Levrat Christian · Nationalrat · 2011-09-20
Levrat Christian · Nationalrat · Freiburg · Sozialdemokratische Fraktion · 2011-09-20
Wortprotokoll
Le paquet sur lequel nous nous prononçons a eu une genèse difficile, c'est connu. Durant des mois, le Conseil fédéral a d'abord refusé de reconnaître l'intensité de la crise; ensuite, il s'est muré dans le silence; enfin, il a fini, à la mi-août, par annoncer qu'il prévoyait 2 milliards de francs pour soutenir l'industrie d'exportation et le tourisme. Aujourd'hui, nous nous prononçons sur une première étape de 870 millions de francs environ.

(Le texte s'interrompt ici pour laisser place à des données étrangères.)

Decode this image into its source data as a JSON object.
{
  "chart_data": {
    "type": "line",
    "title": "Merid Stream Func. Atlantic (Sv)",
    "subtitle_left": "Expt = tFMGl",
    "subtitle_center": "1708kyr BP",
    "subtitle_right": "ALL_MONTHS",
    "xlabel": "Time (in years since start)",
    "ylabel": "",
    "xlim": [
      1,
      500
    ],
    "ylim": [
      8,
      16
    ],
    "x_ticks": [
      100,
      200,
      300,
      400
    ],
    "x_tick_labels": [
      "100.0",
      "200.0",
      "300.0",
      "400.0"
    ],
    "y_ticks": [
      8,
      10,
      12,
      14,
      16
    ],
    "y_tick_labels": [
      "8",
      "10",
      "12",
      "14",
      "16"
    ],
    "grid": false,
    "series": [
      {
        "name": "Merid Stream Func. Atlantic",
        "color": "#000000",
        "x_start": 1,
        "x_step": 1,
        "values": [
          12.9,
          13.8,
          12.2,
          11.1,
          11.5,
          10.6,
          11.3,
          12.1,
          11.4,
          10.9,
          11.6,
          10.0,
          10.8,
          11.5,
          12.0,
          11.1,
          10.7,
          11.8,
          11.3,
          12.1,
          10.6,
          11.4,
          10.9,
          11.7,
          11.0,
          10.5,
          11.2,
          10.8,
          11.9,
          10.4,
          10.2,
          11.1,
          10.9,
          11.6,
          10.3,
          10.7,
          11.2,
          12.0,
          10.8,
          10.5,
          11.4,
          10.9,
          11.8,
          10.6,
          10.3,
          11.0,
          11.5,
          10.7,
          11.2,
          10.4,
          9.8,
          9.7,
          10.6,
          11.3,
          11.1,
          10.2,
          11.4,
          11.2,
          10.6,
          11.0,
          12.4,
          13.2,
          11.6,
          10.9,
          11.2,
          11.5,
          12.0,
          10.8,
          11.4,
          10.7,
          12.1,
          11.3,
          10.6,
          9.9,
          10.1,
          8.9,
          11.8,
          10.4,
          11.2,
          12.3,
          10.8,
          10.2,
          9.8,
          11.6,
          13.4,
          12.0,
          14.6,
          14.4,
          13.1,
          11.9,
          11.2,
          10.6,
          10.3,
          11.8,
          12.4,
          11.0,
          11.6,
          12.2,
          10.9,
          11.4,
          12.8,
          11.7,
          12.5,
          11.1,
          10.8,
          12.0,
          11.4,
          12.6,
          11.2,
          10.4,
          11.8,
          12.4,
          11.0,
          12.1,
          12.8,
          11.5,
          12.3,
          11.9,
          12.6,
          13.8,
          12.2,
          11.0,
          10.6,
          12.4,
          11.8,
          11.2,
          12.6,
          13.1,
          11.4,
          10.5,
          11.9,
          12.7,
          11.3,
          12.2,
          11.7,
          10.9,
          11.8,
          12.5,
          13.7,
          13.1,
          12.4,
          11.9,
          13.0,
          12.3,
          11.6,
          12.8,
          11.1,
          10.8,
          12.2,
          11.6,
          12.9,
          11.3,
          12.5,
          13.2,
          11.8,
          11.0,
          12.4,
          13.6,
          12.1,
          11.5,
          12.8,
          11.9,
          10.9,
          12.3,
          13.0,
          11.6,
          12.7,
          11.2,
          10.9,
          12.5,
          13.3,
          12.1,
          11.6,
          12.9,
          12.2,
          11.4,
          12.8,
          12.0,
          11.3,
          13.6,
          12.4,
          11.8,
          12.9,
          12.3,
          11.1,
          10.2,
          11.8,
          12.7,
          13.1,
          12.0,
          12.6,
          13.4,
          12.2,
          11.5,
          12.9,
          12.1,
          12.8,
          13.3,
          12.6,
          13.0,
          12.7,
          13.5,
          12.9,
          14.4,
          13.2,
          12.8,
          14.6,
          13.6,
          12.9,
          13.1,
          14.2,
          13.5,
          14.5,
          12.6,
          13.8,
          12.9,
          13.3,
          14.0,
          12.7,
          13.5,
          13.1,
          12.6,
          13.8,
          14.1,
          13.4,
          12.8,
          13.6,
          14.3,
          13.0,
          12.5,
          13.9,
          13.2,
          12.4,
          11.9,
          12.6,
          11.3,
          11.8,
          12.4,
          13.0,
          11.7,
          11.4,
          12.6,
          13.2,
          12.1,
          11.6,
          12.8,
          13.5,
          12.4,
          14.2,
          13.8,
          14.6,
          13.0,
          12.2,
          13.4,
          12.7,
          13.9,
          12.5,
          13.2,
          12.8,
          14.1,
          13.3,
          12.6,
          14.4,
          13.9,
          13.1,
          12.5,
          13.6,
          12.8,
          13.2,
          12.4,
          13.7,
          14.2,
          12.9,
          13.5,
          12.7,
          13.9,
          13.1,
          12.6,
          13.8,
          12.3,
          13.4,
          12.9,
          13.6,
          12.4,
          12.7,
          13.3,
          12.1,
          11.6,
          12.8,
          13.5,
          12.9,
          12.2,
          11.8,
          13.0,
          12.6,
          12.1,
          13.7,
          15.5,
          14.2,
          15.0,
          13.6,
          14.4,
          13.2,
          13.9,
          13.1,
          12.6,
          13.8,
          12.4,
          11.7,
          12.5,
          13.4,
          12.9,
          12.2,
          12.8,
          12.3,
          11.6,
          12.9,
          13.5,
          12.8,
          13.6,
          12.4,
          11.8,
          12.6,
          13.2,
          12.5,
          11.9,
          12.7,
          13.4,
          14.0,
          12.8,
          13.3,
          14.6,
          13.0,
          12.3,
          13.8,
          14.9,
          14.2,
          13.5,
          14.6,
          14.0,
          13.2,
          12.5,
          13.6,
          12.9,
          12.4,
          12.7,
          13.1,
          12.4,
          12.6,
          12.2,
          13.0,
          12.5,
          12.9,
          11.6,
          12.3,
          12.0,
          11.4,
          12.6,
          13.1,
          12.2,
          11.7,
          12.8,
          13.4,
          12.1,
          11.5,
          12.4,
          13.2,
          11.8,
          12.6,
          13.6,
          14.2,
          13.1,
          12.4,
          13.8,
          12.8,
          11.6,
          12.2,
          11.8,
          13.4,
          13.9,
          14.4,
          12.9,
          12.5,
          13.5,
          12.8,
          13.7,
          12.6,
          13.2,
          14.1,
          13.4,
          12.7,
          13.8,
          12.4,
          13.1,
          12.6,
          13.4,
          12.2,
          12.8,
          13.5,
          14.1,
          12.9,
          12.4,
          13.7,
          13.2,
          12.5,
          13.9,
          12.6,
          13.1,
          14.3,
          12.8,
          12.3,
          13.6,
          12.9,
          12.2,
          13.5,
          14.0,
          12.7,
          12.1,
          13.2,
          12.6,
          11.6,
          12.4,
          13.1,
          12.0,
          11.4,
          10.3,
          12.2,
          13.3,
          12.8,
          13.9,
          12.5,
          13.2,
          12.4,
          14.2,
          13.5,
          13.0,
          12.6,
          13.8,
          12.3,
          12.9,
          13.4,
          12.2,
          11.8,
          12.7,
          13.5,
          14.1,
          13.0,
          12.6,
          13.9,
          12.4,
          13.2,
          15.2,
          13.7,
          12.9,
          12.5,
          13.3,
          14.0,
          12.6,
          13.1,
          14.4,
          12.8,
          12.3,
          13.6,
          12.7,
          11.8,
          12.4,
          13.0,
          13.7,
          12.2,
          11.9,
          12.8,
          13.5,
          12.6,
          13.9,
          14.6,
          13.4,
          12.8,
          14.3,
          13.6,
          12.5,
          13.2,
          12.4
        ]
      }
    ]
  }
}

Le groupe socialiste va soutenir ces mesures, car elles permettent d'alléger un peu la pression sur les entreprises concernées. Mais elles ne suffiront pas, et il faudra réviser très rapidement la loi sur les cartels, changer de système, changer de logique dans cette loi et interdire tous les cartels, les exceptions devant être réglées explicitement. Il s'agit de poursuivre nos efforts en matière de politique monétaire et, comme nous vous le proposons dans le projet dont il est question aujourd'hui, de soutenir de manière plus ciblée les entreprises des branches concernées.
J'aimerais surtout dire ici quelques mots sur les positions, sur les contorsions, devrais-je dire, de nos adversaires. Ce que nous avons entendu auparavant de la part de Monsieur Zuppiger, c'est une politique de la résignation. C'est un fétichisme de marché. C'est le mantra répété presque à l'infini par quelques économistes vaudou néolibéraux.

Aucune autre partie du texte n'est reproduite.